The gap between one's potential and its actualization on the one side of the ledger, and the distortion of this authenticity on the other, becomes apparent. 'Shouldism' rears its ugly head. We 'should' eliminate, disown, repress, negate many features and sources of genuineness and add, pretend, play at, develop roles unsupported by our élan vital, resulting in phony behavior of different degrees. Instead of the wholeness of a real person, we have the fragmentation, the conflicts, the unfelt despair of the paper people.
Homeostasis, the subtle mechanism of the self-regulating and self-controlling organism, is replaced by an external superimposed control-madness undermining the survival value of the person and the species. Psychosomatic symptoms, despondency, lassitude and compulsive behavior replace the joie de vivre.

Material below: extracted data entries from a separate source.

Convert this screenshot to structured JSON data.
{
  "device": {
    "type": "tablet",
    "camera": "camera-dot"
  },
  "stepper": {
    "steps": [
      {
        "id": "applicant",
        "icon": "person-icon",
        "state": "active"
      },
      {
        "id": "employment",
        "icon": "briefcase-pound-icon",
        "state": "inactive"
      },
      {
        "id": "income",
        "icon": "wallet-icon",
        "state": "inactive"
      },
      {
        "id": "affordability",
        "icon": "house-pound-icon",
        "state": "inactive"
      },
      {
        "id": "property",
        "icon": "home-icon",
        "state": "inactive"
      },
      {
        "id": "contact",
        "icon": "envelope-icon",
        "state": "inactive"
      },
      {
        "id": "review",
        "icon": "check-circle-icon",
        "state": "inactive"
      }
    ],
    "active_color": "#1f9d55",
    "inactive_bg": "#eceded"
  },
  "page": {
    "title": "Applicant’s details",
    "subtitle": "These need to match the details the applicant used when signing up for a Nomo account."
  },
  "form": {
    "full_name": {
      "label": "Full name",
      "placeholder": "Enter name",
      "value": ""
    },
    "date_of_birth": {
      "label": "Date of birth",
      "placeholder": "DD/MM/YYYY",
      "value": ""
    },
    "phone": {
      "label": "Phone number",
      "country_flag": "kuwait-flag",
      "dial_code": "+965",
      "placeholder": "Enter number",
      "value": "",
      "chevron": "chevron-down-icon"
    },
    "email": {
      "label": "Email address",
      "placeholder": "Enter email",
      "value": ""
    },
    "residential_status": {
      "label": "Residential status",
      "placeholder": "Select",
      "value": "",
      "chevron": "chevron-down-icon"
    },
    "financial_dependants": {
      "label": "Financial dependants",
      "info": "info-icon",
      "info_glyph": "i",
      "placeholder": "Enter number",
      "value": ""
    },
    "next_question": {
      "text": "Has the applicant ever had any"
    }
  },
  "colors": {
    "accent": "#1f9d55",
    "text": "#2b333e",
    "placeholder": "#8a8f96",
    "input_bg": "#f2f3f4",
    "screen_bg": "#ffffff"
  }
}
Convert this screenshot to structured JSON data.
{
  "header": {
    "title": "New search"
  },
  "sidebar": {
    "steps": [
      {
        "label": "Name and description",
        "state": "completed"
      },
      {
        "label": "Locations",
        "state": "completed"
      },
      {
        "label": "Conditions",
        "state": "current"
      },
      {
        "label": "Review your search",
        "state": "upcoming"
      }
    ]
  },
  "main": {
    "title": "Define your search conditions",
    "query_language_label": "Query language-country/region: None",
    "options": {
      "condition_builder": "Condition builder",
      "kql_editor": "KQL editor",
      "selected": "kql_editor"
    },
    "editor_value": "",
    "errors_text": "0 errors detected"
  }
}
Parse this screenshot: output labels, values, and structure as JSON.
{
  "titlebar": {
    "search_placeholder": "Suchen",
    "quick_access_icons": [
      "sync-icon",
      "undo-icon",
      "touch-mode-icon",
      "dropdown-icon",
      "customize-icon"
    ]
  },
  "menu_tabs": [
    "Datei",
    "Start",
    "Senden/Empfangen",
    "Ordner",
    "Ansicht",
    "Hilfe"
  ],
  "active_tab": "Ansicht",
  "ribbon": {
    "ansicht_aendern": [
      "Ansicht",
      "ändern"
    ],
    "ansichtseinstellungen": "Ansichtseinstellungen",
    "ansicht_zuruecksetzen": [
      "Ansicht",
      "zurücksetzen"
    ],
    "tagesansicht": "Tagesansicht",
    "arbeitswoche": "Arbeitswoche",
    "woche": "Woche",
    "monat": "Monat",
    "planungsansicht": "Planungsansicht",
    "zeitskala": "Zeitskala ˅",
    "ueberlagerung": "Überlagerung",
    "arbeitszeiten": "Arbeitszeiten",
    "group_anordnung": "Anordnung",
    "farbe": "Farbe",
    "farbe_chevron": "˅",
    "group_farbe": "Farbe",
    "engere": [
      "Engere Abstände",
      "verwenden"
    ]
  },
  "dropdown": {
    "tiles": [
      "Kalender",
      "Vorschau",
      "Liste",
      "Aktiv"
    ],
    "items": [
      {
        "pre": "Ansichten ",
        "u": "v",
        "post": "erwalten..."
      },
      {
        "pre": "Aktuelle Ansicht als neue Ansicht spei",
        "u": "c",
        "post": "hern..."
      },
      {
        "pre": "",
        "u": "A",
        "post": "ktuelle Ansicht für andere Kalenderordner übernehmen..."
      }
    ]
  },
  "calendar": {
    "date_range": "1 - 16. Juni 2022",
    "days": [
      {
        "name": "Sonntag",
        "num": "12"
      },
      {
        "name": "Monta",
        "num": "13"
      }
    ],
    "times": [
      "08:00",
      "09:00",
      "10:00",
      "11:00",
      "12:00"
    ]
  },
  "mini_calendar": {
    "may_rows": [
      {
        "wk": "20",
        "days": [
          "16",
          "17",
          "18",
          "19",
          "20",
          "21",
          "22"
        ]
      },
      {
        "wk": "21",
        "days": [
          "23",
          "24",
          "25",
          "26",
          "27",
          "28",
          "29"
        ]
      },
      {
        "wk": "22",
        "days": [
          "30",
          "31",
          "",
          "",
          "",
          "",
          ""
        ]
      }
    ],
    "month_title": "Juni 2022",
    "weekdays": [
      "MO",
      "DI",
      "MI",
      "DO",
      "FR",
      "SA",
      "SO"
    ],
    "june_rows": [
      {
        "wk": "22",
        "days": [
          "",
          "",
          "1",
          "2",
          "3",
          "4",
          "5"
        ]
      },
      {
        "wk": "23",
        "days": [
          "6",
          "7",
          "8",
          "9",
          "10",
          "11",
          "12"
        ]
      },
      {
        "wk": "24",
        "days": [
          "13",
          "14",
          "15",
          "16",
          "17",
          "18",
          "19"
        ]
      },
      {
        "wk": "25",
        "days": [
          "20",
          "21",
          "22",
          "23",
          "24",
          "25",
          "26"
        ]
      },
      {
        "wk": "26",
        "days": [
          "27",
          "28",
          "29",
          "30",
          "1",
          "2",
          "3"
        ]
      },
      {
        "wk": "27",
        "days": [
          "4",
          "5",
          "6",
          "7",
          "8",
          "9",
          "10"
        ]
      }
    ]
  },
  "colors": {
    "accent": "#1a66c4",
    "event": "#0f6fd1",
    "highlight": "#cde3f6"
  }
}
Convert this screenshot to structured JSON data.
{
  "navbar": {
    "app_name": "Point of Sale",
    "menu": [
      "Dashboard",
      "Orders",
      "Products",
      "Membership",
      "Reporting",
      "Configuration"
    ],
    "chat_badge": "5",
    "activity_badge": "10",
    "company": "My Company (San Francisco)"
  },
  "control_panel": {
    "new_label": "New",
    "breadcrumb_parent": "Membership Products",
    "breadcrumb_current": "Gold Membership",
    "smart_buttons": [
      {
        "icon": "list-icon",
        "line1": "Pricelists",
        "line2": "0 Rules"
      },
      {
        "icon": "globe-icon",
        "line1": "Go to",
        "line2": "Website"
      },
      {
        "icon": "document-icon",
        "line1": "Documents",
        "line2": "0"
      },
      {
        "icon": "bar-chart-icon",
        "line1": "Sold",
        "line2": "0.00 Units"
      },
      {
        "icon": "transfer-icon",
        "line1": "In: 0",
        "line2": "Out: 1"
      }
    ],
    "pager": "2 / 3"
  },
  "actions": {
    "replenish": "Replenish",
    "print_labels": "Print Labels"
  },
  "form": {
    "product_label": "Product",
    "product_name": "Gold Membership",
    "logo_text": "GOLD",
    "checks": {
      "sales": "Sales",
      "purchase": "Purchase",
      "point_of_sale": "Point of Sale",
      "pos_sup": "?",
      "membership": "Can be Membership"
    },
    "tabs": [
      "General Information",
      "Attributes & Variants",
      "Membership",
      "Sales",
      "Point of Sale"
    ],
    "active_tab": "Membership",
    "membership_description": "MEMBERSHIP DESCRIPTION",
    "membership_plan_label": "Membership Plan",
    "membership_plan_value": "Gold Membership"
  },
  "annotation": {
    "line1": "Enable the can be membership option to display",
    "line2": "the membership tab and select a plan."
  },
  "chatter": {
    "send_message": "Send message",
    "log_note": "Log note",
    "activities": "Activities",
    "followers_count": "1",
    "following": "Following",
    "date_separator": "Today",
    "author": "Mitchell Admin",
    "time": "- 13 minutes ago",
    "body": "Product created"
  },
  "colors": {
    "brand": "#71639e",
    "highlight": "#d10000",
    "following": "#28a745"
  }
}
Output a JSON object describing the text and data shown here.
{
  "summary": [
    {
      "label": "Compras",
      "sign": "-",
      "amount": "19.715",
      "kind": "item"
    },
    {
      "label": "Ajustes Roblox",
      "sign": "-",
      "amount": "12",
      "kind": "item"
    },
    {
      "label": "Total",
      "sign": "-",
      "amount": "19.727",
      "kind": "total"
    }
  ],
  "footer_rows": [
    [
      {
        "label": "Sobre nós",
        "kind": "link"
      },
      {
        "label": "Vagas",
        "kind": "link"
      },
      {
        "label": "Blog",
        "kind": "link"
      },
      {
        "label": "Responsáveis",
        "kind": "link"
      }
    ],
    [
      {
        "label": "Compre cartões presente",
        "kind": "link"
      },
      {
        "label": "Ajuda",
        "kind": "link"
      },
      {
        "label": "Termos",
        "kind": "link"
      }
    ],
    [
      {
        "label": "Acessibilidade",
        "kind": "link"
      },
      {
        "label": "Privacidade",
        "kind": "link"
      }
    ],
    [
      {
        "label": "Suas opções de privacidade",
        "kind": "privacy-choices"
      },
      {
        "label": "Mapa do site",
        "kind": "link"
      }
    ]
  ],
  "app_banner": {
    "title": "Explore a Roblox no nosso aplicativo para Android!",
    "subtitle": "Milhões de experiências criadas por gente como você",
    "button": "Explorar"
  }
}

The deepest split, long ingrained in our culture and thus taken for granted, is the mind/body dichotomy: the superstition that there is a separation, yet interdependency, of two different kinds of substance, the mental and the physical. ...
... We are organisms, we (...) do not have an organism. We are one wholesome unit, but we are at liberty to abstract many aspects from this totality. Abstract, not subtract, not split off. We can abstract, according to our interest, the behavior of that organism or its social function or its physiology or its anatomy or this or that, but we have to stay alert and not take any abstraction for a 'part' of the total organism. ... We can have a compositum of abstractions, we can approximate the knowing of a person or a thing, but we never can have the total awareness of (to talk in Kantian language) das Ding an sich, the thing itself.